Und so simpel, wie der französische Titel lautet, ist auch Schoendoerffers kompletter Film strukturiert, der einem im Prinzip nur den brutalen Machtkampf einiger Pariser Gangster zeigt, bei denen sich alles um Drogen, Alkohol, Geld und osteuropäische Prostituierte dreht, und die noch nicht einmal untereinander einen gewissen Ehrenkodex besitzen, der verhindert, dass sie sich gegenseitig zerfleischen.

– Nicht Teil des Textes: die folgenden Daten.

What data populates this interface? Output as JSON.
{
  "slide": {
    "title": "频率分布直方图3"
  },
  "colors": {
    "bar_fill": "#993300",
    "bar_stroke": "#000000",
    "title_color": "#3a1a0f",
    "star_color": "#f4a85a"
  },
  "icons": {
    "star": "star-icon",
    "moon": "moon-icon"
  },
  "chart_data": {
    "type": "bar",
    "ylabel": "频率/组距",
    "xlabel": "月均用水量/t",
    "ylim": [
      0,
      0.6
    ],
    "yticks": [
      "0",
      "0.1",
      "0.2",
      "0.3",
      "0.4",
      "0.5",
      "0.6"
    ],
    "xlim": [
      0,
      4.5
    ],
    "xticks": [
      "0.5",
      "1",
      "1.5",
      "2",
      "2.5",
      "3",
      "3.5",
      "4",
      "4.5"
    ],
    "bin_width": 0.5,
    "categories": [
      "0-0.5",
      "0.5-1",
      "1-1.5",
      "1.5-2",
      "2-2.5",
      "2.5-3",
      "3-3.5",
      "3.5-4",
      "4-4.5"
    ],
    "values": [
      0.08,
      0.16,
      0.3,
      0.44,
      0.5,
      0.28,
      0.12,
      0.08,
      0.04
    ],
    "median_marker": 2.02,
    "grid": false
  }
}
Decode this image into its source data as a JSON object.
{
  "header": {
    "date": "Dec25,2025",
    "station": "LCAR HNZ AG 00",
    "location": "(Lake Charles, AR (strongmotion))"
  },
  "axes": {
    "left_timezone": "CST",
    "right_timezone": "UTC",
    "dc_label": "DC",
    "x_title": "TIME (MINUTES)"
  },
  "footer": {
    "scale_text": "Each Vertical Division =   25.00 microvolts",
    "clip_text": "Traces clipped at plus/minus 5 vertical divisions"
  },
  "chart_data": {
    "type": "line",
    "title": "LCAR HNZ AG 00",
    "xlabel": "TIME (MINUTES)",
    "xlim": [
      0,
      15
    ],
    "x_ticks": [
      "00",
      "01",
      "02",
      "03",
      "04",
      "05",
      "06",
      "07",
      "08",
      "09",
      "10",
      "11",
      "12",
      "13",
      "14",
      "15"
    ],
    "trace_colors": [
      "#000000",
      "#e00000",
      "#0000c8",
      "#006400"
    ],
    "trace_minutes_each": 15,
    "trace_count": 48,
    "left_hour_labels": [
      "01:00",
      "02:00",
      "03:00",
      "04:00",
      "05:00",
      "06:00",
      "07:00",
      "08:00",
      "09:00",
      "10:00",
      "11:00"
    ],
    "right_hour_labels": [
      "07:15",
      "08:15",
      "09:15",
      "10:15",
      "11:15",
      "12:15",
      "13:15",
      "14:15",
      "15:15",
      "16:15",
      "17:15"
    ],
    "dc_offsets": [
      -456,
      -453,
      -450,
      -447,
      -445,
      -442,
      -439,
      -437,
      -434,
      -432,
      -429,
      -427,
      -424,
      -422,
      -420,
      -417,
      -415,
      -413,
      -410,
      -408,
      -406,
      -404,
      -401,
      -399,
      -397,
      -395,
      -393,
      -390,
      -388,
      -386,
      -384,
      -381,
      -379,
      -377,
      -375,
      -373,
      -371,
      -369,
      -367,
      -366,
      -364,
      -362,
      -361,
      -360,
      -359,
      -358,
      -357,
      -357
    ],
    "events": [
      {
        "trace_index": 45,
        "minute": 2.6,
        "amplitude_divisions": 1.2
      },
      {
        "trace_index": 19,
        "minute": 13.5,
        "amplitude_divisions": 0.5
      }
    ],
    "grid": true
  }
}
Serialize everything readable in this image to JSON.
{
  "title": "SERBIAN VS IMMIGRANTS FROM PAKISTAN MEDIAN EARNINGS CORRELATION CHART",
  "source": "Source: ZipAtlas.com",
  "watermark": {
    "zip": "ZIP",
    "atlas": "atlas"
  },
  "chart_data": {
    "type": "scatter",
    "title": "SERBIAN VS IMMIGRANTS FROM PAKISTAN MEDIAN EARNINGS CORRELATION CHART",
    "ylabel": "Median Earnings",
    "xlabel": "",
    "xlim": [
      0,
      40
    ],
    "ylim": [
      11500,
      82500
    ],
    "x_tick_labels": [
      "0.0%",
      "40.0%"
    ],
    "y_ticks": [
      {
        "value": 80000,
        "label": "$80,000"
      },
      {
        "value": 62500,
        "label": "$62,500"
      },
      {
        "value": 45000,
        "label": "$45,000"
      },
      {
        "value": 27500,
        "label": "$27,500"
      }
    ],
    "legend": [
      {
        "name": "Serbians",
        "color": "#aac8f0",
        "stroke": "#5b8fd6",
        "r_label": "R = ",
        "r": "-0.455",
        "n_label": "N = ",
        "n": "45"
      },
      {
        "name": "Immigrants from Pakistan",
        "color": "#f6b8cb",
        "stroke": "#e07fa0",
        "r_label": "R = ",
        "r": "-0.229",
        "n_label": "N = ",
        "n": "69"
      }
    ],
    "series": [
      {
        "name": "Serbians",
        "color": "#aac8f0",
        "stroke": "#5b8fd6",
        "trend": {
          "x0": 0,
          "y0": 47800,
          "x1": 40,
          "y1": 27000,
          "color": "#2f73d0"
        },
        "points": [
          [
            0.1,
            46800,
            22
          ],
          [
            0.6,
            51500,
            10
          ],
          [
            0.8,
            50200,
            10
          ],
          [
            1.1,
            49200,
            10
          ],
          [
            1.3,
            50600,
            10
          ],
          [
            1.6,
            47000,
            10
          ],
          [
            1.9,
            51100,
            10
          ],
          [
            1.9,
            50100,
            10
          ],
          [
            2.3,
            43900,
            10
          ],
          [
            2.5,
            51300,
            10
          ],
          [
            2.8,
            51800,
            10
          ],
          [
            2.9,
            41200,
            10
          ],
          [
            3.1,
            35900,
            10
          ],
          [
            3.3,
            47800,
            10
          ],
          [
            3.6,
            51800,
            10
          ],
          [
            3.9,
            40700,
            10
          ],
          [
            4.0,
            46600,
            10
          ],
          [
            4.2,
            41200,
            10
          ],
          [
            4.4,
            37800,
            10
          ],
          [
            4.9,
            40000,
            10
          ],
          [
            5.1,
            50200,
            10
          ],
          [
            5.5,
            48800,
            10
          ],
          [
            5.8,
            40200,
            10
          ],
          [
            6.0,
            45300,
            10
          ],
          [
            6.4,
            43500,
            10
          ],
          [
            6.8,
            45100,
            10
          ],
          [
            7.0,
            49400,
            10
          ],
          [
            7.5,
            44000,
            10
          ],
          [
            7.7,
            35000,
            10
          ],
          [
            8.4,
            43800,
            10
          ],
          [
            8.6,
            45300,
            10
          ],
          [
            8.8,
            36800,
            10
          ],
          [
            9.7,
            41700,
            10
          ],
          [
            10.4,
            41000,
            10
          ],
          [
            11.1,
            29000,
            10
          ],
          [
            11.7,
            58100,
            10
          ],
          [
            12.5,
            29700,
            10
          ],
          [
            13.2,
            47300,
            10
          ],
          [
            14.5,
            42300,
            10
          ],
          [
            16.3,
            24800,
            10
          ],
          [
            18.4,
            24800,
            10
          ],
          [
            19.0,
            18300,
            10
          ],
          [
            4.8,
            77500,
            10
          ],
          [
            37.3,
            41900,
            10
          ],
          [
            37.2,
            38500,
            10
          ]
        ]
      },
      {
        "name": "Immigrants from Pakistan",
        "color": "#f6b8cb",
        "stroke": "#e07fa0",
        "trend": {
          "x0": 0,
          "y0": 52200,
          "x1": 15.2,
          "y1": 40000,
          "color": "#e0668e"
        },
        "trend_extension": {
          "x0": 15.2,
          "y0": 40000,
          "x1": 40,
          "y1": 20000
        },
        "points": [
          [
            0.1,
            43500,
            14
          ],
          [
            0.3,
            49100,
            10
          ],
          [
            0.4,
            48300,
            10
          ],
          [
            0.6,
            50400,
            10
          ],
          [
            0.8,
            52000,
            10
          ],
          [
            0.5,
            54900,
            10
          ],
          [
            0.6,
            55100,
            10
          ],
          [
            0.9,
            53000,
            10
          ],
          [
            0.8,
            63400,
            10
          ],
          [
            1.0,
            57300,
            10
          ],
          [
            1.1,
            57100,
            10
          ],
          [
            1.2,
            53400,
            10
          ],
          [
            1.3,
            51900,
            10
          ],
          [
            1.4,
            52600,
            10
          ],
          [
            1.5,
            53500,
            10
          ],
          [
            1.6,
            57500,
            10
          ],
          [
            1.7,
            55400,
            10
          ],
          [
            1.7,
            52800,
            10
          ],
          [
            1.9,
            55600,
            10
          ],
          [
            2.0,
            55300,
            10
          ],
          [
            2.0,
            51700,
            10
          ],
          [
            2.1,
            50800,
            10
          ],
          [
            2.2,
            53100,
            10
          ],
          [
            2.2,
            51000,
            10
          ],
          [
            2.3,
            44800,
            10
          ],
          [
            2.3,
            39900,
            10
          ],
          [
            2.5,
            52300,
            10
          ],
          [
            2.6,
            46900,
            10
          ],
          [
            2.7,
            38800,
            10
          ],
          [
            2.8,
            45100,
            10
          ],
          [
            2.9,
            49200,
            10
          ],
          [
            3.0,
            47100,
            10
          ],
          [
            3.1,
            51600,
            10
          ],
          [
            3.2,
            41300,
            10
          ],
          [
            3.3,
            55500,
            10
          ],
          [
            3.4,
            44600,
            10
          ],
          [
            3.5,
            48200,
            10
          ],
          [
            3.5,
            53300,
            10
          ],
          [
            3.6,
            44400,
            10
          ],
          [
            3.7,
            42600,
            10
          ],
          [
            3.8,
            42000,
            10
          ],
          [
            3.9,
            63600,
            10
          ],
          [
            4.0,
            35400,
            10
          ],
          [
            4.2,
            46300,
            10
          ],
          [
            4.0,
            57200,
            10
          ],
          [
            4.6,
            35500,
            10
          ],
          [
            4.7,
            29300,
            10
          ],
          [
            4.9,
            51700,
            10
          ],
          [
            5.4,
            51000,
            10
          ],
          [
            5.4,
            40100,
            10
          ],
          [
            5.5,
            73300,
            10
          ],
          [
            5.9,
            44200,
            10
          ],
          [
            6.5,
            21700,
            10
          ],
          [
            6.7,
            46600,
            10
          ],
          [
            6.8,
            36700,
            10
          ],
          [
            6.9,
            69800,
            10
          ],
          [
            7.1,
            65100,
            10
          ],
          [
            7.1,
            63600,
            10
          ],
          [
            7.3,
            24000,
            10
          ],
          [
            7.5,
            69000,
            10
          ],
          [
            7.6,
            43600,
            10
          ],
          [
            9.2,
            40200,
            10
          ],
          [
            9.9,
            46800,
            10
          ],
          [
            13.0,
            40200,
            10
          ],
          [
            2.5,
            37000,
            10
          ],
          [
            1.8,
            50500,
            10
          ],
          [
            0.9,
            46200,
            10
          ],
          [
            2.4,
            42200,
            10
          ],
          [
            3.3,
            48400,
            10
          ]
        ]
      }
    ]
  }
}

Das hat man alles schon mal gesehen, womöglich auch mit mehr Tiefgang und weniger klischeehaft, aber dennoch ist Schoendoerffer hier ein ungemein kraftvoller und realistischer Film gelungen, und sei es nur wegen seiner ungeschönten Brutalität, die teilweise schon etwas verstörend Menschenverachtendes an sich hat.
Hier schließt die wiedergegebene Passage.